Tesla’s CEO Announced The Tunnel Launch

The launch of The Boring Company’s test tunnel near Los Angeles would involve more than just a hole in the ground, according to the Tesla’s $TSLA CEO Elon Musk.
In October, Musk tweeted that The Boring Company’s first tunnel would be ready to use on December 10, but it wasn’t clear that transport cars and “ground to car” elevators would be also presented.


“Boring Company product launch on Dec 18. More than a tunnel opening. Will include modded but fully road legal autonomous transport cars & ground to tunnel car elevators,” Musk tweeted.


The tunnel revealed at the December 18 event will be about two-mile-length, from SpaceX headquarters in the Los Angeles suburb of Hawthorne.


Unfortunately, a small delay is not the only issue that company faced. In November local groups sued the city of Los Angeles for exempting a Boring Company tunnel project from environmental regulations. The Boring Company agreed to pause the project and change its plans for the tunnel, which would have consisted of a second 2-mile road under western Los Angeles.


At the same time, part of SpaceX investors, including its largest outside backer, Peter Thiel’s Founders Fund, is worried about CEO Elon Musk’s other projects, especially after their capital was used for Elon’s latest pet project. The Boring Company’s first tunnel also has been funded by money intended for the rocket venture — not tunnels — sources told The Wall Street Journal.

According to The Journal, about 6% of The Boring Company’s equity was given to SpaceX after some investors shown their disappointment, but the SpaceX board never voted to put this money in the first place.

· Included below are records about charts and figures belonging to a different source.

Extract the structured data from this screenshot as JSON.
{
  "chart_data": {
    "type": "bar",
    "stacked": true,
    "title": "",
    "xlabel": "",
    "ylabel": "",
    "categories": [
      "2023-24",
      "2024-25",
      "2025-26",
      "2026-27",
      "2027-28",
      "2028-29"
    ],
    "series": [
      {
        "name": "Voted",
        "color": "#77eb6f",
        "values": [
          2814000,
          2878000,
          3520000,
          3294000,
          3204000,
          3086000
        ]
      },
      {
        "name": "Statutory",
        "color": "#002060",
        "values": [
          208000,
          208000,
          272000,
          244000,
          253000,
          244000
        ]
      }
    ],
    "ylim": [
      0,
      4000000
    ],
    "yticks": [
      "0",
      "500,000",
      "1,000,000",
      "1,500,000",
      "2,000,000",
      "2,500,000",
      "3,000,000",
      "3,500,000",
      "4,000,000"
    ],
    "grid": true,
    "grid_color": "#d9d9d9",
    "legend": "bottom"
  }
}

Elon Musk’s tunnel-digging venture, the Boring Co., is the latest to be drawn into the billionaire entrepreneur’s controversial tradition of spreading overlapping resources across his growing technology empire.

The investors keep asking SpaceX about why their investments into a company which suppose to launch satellites and carry humans to Mars were instead partly used to start a separate company that principally benefited Musk. When the Boring Co. was earlier this year spun into its own firm, more than 90% of the equity went to Musk and the rest to early employees, the company has said.